You might think that Villarreal's arrest, which relied on a quirky reading of a little-used law, poses little realistic threat to journalists in Texas or elsewhere. But the briefs supporting Villarreal emphasize that police can always find an excuse to arrest journalists who annoy them. The brief I joined describes a couple of examples: the 2023 arrest of NewsNation reporter Evan Lambert for "trespassing" by covering a governor's press conference in Ohio and the 2020 arrest of radio reporter Josie Huang for "obstructing a peace officer" by using her phone to record an encounter between protesters and Los Angeles County sheriff's deputies.

"Retaliatory arrests have become an increasingly common occurrence," the Law Enforcement Action Partnership (LEAP) notes. "This trend is a byproduct of the ever-growing size of modern criminal codes." Thanks to those proliferating prohibitions, Justice Neil Gorsuch has observed, "almost anyone can be arrested for something." A cop "who may be inclined to punish a disfavored speaker—such as a journalist, as here—can therefore readily find a minor offense they committed and use that to justify an arrest," LEAP says. If police are emboldened to harass journalists this way, it warns, retaliatory arrests will become even more common.

That threat is especially acute for reporters who do not have the backing of a professional news outlet. Independent journalists Avi Adelman and Steven Monacelli, who "have been arrested or detained by police officers while reporting on law enforcement's public performance of their duties," note that increasingly strict police control of information may force a reporter to rely on the sort of "backchannel source" that Jones condemned Villarreal for using. "If using alternative sources exposes journalists to the risk of official retribution," Adelman and Monacelli warn, "journalists will become little more than conduits for government public relations copy."

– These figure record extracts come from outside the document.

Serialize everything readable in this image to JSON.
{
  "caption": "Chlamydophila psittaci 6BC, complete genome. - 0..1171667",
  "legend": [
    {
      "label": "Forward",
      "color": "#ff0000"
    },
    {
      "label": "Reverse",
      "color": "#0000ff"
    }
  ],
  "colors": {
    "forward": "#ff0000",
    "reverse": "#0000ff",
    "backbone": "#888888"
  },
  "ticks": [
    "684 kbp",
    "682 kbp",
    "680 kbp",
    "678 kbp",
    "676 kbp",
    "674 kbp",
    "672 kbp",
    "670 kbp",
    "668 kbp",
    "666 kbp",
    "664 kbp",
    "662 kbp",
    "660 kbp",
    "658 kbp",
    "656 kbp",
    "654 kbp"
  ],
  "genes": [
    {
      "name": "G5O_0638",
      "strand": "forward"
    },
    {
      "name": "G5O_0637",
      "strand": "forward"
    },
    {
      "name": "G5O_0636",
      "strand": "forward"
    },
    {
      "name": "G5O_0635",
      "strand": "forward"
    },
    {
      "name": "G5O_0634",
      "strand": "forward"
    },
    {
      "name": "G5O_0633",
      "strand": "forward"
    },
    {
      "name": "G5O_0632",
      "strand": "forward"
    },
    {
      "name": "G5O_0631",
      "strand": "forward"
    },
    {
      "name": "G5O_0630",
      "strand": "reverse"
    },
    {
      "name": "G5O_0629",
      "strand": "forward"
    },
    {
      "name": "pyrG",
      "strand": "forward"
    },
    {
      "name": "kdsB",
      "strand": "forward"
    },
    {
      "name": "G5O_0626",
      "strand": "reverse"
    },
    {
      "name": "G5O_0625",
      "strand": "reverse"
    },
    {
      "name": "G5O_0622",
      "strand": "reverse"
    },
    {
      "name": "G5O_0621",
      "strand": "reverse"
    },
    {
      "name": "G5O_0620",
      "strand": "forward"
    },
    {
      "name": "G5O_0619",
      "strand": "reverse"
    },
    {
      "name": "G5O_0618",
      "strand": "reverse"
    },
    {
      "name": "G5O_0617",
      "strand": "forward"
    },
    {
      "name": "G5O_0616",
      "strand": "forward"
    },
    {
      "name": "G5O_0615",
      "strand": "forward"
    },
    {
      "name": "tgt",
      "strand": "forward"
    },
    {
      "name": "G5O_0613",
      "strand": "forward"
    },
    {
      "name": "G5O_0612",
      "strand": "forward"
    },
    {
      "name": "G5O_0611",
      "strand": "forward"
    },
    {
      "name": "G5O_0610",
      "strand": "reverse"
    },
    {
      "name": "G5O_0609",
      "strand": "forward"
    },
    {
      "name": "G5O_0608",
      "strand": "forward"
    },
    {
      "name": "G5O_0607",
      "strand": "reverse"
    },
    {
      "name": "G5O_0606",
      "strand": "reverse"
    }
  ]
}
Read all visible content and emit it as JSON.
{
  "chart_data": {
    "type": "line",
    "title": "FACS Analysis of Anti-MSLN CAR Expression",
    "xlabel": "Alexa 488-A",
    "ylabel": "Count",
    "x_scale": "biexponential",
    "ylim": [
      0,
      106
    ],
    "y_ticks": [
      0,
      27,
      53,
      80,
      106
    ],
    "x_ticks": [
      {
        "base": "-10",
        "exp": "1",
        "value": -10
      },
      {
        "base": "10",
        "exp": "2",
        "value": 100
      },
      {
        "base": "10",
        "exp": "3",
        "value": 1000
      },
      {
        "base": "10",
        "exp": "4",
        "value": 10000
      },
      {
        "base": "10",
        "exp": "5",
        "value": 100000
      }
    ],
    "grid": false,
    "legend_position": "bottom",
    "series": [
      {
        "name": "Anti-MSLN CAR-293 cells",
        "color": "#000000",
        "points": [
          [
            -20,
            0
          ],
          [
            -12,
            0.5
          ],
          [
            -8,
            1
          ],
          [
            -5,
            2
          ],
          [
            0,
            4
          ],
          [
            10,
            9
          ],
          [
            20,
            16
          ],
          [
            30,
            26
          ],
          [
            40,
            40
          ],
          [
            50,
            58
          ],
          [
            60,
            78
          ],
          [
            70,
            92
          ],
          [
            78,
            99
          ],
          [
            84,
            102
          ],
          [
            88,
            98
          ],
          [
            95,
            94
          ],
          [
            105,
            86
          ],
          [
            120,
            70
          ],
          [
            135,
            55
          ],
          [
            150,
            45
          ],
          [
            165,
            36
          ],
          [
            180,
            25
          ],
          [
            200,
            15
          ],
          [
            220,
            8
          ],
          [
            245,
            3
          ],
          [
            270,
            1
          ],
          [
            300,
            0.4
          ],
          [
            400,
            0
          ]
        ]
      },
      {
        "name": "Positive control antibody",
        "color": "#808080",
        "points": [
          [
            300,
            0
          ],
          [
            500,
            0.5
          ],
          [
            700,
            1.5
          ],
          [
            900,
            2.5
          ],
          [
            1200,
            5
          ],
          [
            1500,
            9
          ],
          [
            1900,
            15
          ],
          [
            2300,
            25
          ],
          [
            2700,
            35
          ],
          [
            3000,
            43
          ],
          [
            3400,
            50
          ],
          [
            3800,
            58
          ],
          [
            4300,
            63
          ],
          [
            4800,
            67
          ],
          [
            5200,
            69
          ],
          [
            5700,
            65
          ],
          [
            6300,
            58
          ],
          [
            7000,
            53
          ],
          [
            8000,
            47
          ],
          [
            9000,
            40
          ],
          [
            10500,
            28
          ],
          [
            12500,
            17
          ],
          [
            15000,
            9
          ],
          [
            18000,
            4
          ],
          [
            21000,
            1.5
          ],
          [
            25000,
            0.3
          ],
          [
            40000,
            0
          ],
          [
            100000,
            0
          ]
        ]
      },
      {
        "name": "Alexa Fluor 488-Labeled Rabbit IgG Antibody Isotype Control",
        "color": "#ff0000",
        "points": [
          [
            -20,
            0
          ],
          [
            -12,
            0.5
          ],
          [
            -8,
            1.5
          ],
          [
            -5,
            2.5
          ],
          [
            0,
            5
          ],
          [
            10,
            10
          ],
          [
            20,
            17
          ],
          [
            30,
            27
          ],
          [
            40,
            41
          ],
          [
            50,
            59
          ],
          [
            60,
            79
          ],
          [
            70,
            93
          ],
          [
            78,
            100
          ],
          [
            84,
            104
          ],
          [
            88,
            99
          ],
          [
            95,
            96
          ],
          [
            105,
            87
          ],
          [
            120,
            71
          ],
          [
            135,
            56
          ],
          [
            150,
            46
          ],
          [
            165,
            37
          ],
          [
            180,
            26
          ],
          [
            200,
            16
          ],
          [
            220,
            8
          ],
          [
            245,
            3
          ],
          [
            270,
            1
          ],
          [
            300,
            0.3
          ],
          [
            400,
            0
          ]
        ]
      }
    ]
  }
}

Jones dismissed the idea that Villarreal is "a martyr for the sake of journalism." She seems to think independent reporters like Villarreal don't qualify as "real" journalists because they don't follow the rules that "mainstream, legitimate media outlets" do. In addition to criticizing Villarreal's use of a "backchannel source," a standard journalistic practice, Jones faulted her for "capitaliz[ing] on others' tragedies to propel her reputation and career," which is an apt, if cynical, description of what professional reporters routinely do. These criticisms make you wonder if Jones has ever watched the local news or noticed that "mainstream, legitimate media outlets" often carry stories that cite anonymous government sources.

Contrary to Jones' take, the critics who are urging the Supreme Court to overrule the decision she wrote include "mainstream, legitimate media outlets" such as ABC, NBC, The Atlantic, The Boston GlobeThe New York Times, and The Washington Post. It is possible they know a little bit more about how journalism works than Jones does.